At the end of the event on Wednesday, Sánchez held a book signing and photo opportunity for the attendees who were willing to wait. Sophomores Janet Rueda and Jasmine Cato came to the event not knowing who Sánchez was or having read her work before, yet they stuck around to get their programs signed by her. 

Rueda said the poetry Sánchez read felt “really real and raw,” allowing her to identify closely with Sánchez because of their shared Latina identity. Moved by the program, both Rueda and Cato said they will be buying her novel and poetry book. 

Billy Johnson Gonzalez, the director of the Center for Latino Research at DePaul, said he was interested in bringing in Sánchez through the English Department’s Visiting Authors Committee. He said he and the department leaders got to know her when she did a reading of her novel and poetry at DePaul in the spring of 2019. They then informed Sánchez of the open chair position and encouraged her to apply.

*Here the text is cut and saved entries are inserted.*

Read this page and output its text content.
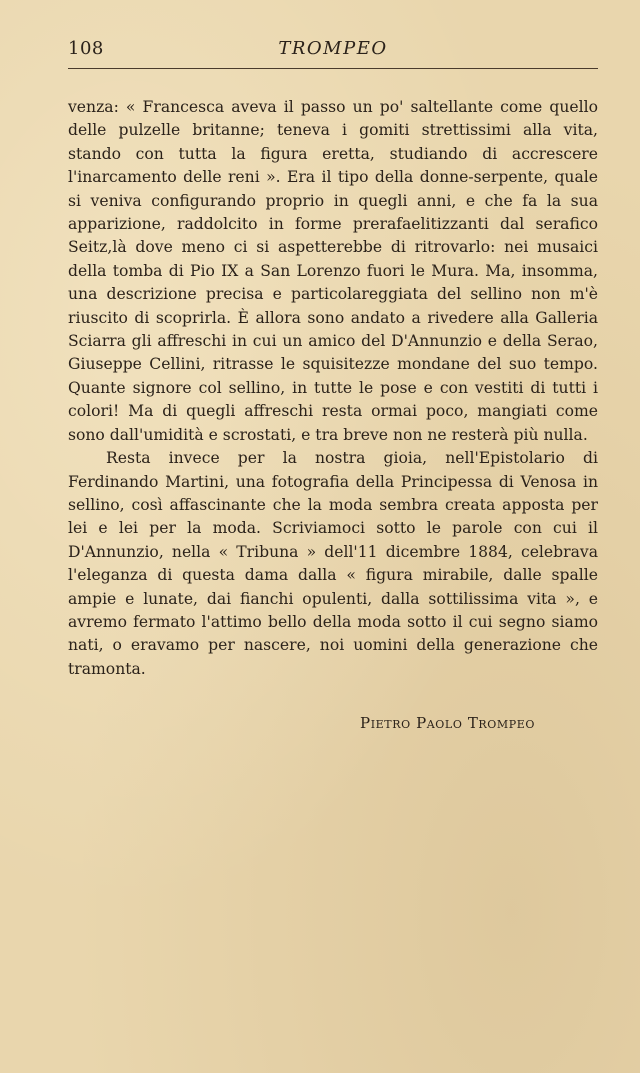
108	TROMPEO

venza: « Francesca aveva il passo un po' saltellante come quello delle pulzelle britanne; teneva i gomiti strettissimi alla vita, stando con tutta la figura eretta, studiando di accrescere l'inarcamento delle reni ». Era il tipo della donne-serpente, quale si veniva configurando proprio in quegli anni, e che fa la sua apparizione, raddolcito in forme prerafaelitizzanti dal serafico Seitz,là dove meno ci si aspetterebbe di ritrovarlo: nei musaici della tomba di Pio IX a San Lorenzo fuori le Mura. Ma, insomma, una descrizione precisa e particolareggiata del sellino non m'è riuscito di scoprirla. È allora sono andato a rivedere alla Galleria Sciarra gli affreschi in cui un amico del D'Annunzio e della Serao, Giuseppe Cellini, ritrasse le squisitezze mondane del suo tempo. Quante signore col sellino, in tutte le pose e con vestiti di tutti i colori! Ma di quegli affreschi resta ormai poco, mangiati come sono dall'umidità e scrostati, e tra breve non ne resterà più nulla.

Resta invece per la nostra gioia, nell'Epistolario di Ferdinando Martini, una fotografia della Principessa di Venosa in sellino, così affascinante che la moda sembra creata apposta per lei e lei per la moda. Scriviamoci sotto le parole con cui il D'Annunzio, nella « Tribuna » dell'11 dicembre 1884, celebrava l'eleganza di questa dama dalla « figura mirabile, dalle spalle ampie e lunate, dai fianchi opulenti, dalla sottilissima vita », e avremo fermato l'attimo bello della moda sotto il cui segno siamo nati, o eravamo per nascere, noi uomini della generazione che tramonta.

Pietro Paolo Trompeo
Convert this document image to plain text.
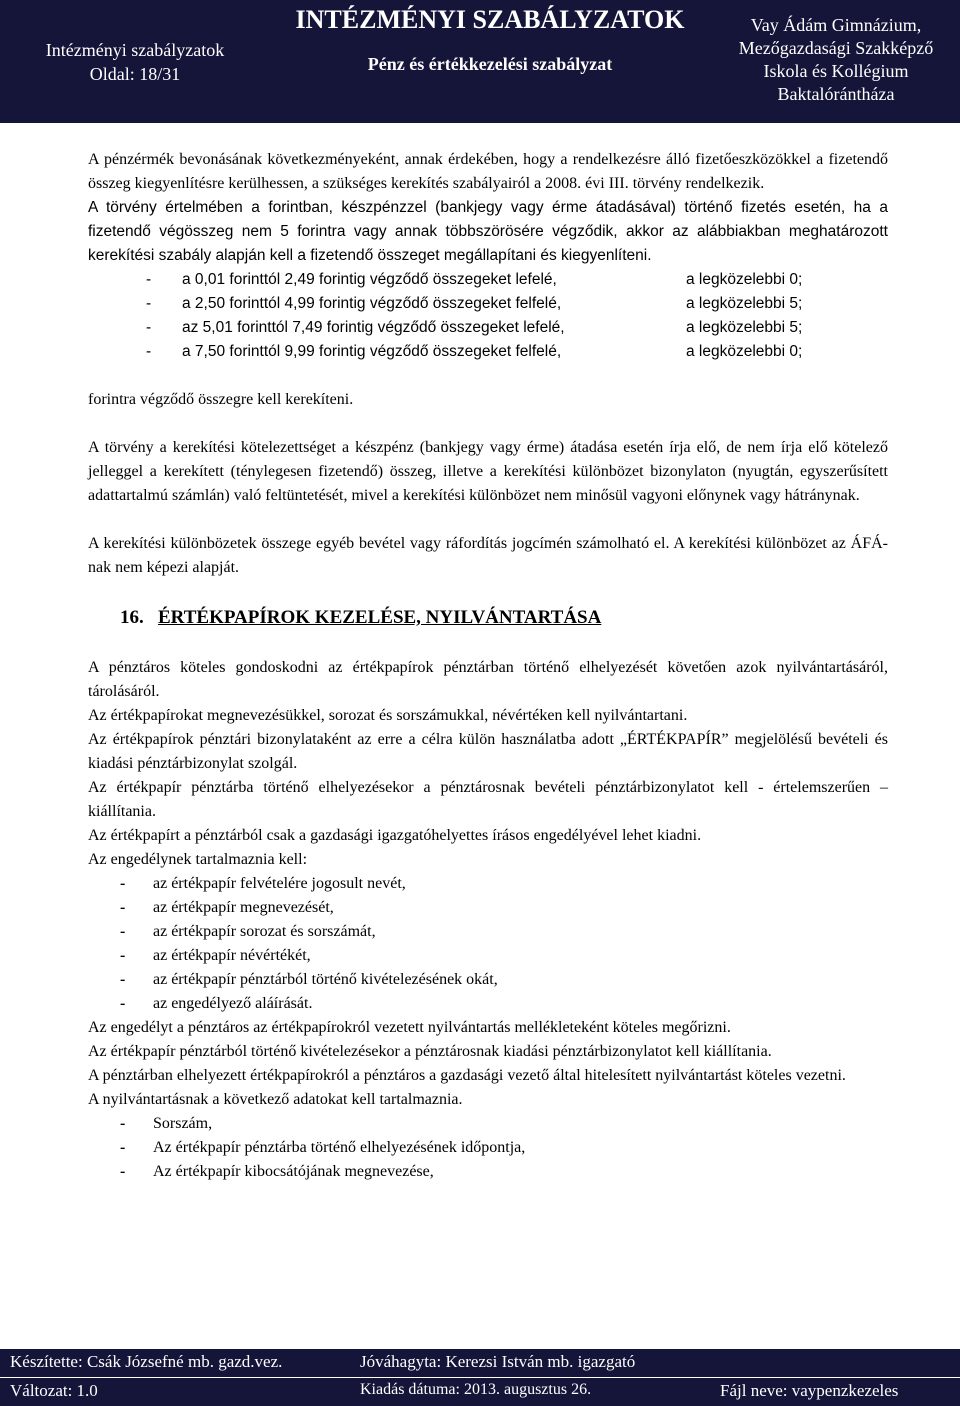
Intézményi szabályzatok
Oldal: 18/31
INTÉZMÉNYI SZABÁLYZATOK
Pénz és értékkezelési szabályzat
Vay Ádám Gimnázium,
Mezőgazdasági Szakképző
Iskola és Kollégium
Baktalórántháza

A pénzérmék bevonásának következményeként, annak érdekében, hogy a rendelkezésre álló fizetőeszközökkel a fizetendő összeg kiegyenlítésre kerülhessen, a szükséges kerekítés szabályairól a 2008. évi III. törvény rendelkezik.

A törvény értelmében a forintban, készpénzzel (bankjegy vagy érme átadásával) történő fizetés esetén, ha a fizetendő végösszeg nem 5 forintra vagy annak többszörösére végződik, akkor az alábbiakban meghatározott kerekítési szabály alapján kell a fizetendő összeget megállapítani és kiegyenlíteni.

- a 0,01 forinttól 2,49 forintig végződő összegeket lefelé,	a legközelebbi 0;
- a 2,50 forinttól 4,99 forintig végződő összegeket felfelé,	a legközelebbi 5;
- az 5,01 forinttól 7,49 forintig végződő összegeket lefelé,	a legközelebbi 5;
- a 7,50 forinttól 9,99 forintig végződő összegeket felfelé,	a legközelebbi 0;

forintra végződő összegre kell kerekíteni.

A törvény a kerekítési kötelezettséget a készpénz (bankjegy vagy érme) átadása esetén írja elő, de nem írja elő kötelező jelleggel a kerekített (ténylegesen fizetendő) összeg, illetve a kerekítési különbözet bizonylaton (nyugtán, egyszerűsített adattartalmú számlán) való feltüntetését, mivel a kerekítési különbözet nem minősül vagyoni előnynek vagy hátránynak.

A kerekítési különbözetek összege egyéb bevétel vagy ráfordítás jogcímén számolható el. A kerekítési különbözet az ÁFÁ-nak nem képezi alapját.

16. ÉRTÉKPAPÍROK KEZELÉSE, NYILVÁNTARTÁSA

A pénztáros köteles gondoskodni az értékpapírok pénztárban történő elhelyezését követően azok nyilvántartásáról, tárolásáról.

Az értékpapírokat megnevezésükkel, sorozat és sorszámukkal, névértéken kell nyilvántartani.

Az értékpapírok pénztári bizonylataként az erre a célra külön használatba adott „ÉRTÉKPAPÍR” megjelölésű bevételi és kiadási pénztárbizonylat szolgál.

Az értékpapír pénztárba történő elhelyezésekor a pénztárosnak bevételi pénztárbizonylatot kell - értelemszerűen – kiállítania.

Az értékpapírt a pénztárból csak a gazdasági igazgatóhelyettes írásos engedélyével lehet kiadni.

Az engedélynek tartalmaznia kell:

- az értékpapír felvételére jogosult nevét,
- az értékpapír megnevezését,
- az értékpapír sorozat és sorszámát,
- az értékpapír névértékét,
- az értékpapír pénztárból történő kivételezésének okát,
- az engedélyező aláírását.

Az engedélyt a pénztáros az értékpapírokról vezetett nyilvántartás mellékleteként köteles megőrizni.

Az értékpapír pénztárból történő kivételezésekor a pénztárosnak kiadási pénztárbizonylatot kell kiállítania.

A pénztárban elhelyezett értékpapírokról a pénztáros a gazdasági vezető által hitelesített nyilvántartást köteles vezetni.

A nyilvántartásnak a következő adatokat kell tartalmaznia.

- Sorszám,
- Az értékpapír pénztárba történő elhelyezésének időpontja,
- Az értékpapír kibocsátójának megnevezése,
Készítette: Csák Józsefné mb. gazd.vez.	Jóváhagyta: Kerezsi István mb. igazgató
Változat: 1.0	Kiadás dátuma: 2013. augusztus 26.	Fájl neve: vaypenzkezeles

It was at this talk that DePaul senior Diego Camacho first heard of Sánchez and her work. Camacho, a literature major, said he felt a connection to her poetry that, to him, came from a different perspective than what was being taught to him. 

“The poetry I was taught to read growing up was like Shakespeare or Walt Whitman— mainly older white poets,” said Camacho. 

Camacho said he was able to connect with Sánchez’s work because of their shared Latinx identity but that he was especially intrigued because Sánchez’s work delves into the complexities of female Latinx identity which is not something he’s been taught too much about. “I have only been taught the male perspective (of poetry),” he said. “And told that it was the most important and only perspective I should listen to.” 

Camacho additionally said he felt connected to Sánchez because she knows what it’s like to feel uncomfortable in predominantly white spaces where your own perspective isn’t taken seriously. He said in places like those, “other people try and tell you what experience has been.”

Because of this, he and other Latinx students feel like Sánchez will not only represent them but will take their perspectives and experiences seriously.